Jakarta, CNN Indonesia -- Siapa tak mau mengunjungi Menara Eiffel? Lokasi itu dikunjungi lebih dari 80 juta turis mancanegara per tahun. Menariknya, Perancis tak perlu mengeluarkan banyak duit untuk mempromosikan menara ikonik itu. Eiffel sudah banyak muncul di film, termasuk Indonesia.
Selain Paris sendiri merupakan eksportir film terbesar ke-dua setelah Amerika Serikat, ia juga menjadi destinasi terlaris untuk produksi film asing. Coba hitung berapa banyak film yang berlatarkan Eiffel. Serial televisi Indonesia pun sampai jauh-jauh datang ke sana.
Olga Lydia, salah satu selebriti Indonesia yang beberapa waktu lalu ke Paris sebagai perwakilan sinema dalam Cannes Film Festival, menyadari itu. "Bisa dibayangkan berapa dana yang harus dikeluarkan bila pasang iklan di channel televisi dunia, bahkan untuk 30 detik saja," tulisnya dalam laporan dari Cannes.
ADVERTISEMENT
SCROLL TO CONTINUE WITH CONTENT
Namun film, bisa mempromosikan negara dengan cara jauh lebih murah. Keindahan alam suatu negara bisa terekspos secara maksimal dalam durasi satu sampai dua jam, tanpa harus mengeluarkan biaya. Bukan tidak mungkin Indonesia mengiming-iming dengan cara itu.
"Satu hal yang sering kita lewatkan adalah betapa erat hubungan antara film dan pariwisata," tutur Olga. Sebagai perwakilan Indonesia di Cannes, ia dan tim melakukan pendekatan dengan banyak negara asing.

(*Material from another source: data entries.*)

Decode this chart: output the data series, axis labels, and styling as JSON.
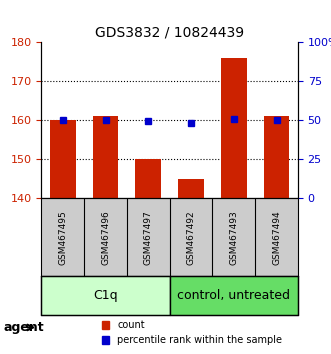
{
  "title": "GDS3832 / 10824439",
  "samples": [
    "GSM467495",
    "GSM467496",
    "GSM467497",
    "GSM467492",
    "GSM467493",
    "GSM467494"
  ],
  "counts": [
    160.0,
    161.0,
    150.0,
    145.0,
    176.0,
    161.0
  ],
  "percentiles": [
    50.0,
    50.5,
    49.5,
    48.5,
    51.0,
    50.5
  ],
  "ylim_left": [
    140,
    180
  ],
  "ylim_right": [
    0,
    100
  ],
  "yticks_left": [
    140,
    150,
    160,
    170,
    180
  ],
  "yticks_right": [
    0,
    25,
    50,
    75,
    100
  ],
  "ytick_labels_right": [
    "0",
    "25",
    "50",
    "75",
    "100%"
  ],
  "group1_label": "C1q",
  "group2_label": "control, untreated",
  "group1_color": "#ccffcc",
  "group2_color": "#66dd66",
  "agent_label": "agent",
  "bar_color": "#cc2200",
  "dot_color": "#0000cc",
  "bar_width": 0.6,
  "legend_count_label": "count",
  "legend_pct_label": "percentile rank within the sample",
  "grid_color": "#000000",
  "sample_box_color": "#cccccc"
}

Dengan Singapura dan Korea Selatan, Olga membicarakan masalah pengambilan gambar. "Mereka dengan penuh semangat mengundang kami untuk melakukan syuting di negara mereka," ujar Olga antusias. Tetek-bengek perizinan pun dipermudah, untuk film panjang maupun pendek.
"Asal, kurang lebih 60 menit menampilkan negara mereka," ujar Olga menambahkan.
Indonesia punya sumber daya yang nyaris tak terhingga untuk dipamerkan. Seharusnya, kita juga bisa melakukan itu. Selain itu, menurut Olga, kekuatan Indonesia juga ada pada keramahan dan variasi kuliner Nusantara.
Rendang yang disajikan setelah pemutaran film
Tabula Rasa pada hari ke-dua Cannes Film Festival misalnya, sangat diminati. Dua ratus porsi ludes. Orang asing juga menyukai kopi khas Indonesia yang sengaja dibawa untuk mengiringi perjalanan film
Filosofi Kopi.
"Kadang setelah meeting dengan beberapa produser mereka mampir (ke booth Indonesian Cinema) beberapa kali sekadar duduk ngobrol dan minum kopi," Olga bercerita. Bahkan, tak sedikit yang meminta untuk membawanya pulang.
"Jadi booth Indonesia lumayan populer. Karena ramah, dan ada kopi yang enak," kata Olga.
Olga yakin film dapat menjadi soft power Indonesia untuk menarik minat asing, baik itu turis maupun siswa. Perancis, Amerika Serikat, dan Korea Selatan telah menerapkannya. Budaya mereka telah meresap ke generasi Indonesia.
"Saya percaya, film adalah ujung tombak untuk maju dan menawarkan Indonesian Pop pada dunia!" ujar Olga menegaskan dengan yakin. Kalau memang mau begitu, film Indonesia seharusnya memakai latar negeri sendiri, lalu memperjuangkan filmnya ke festival asing.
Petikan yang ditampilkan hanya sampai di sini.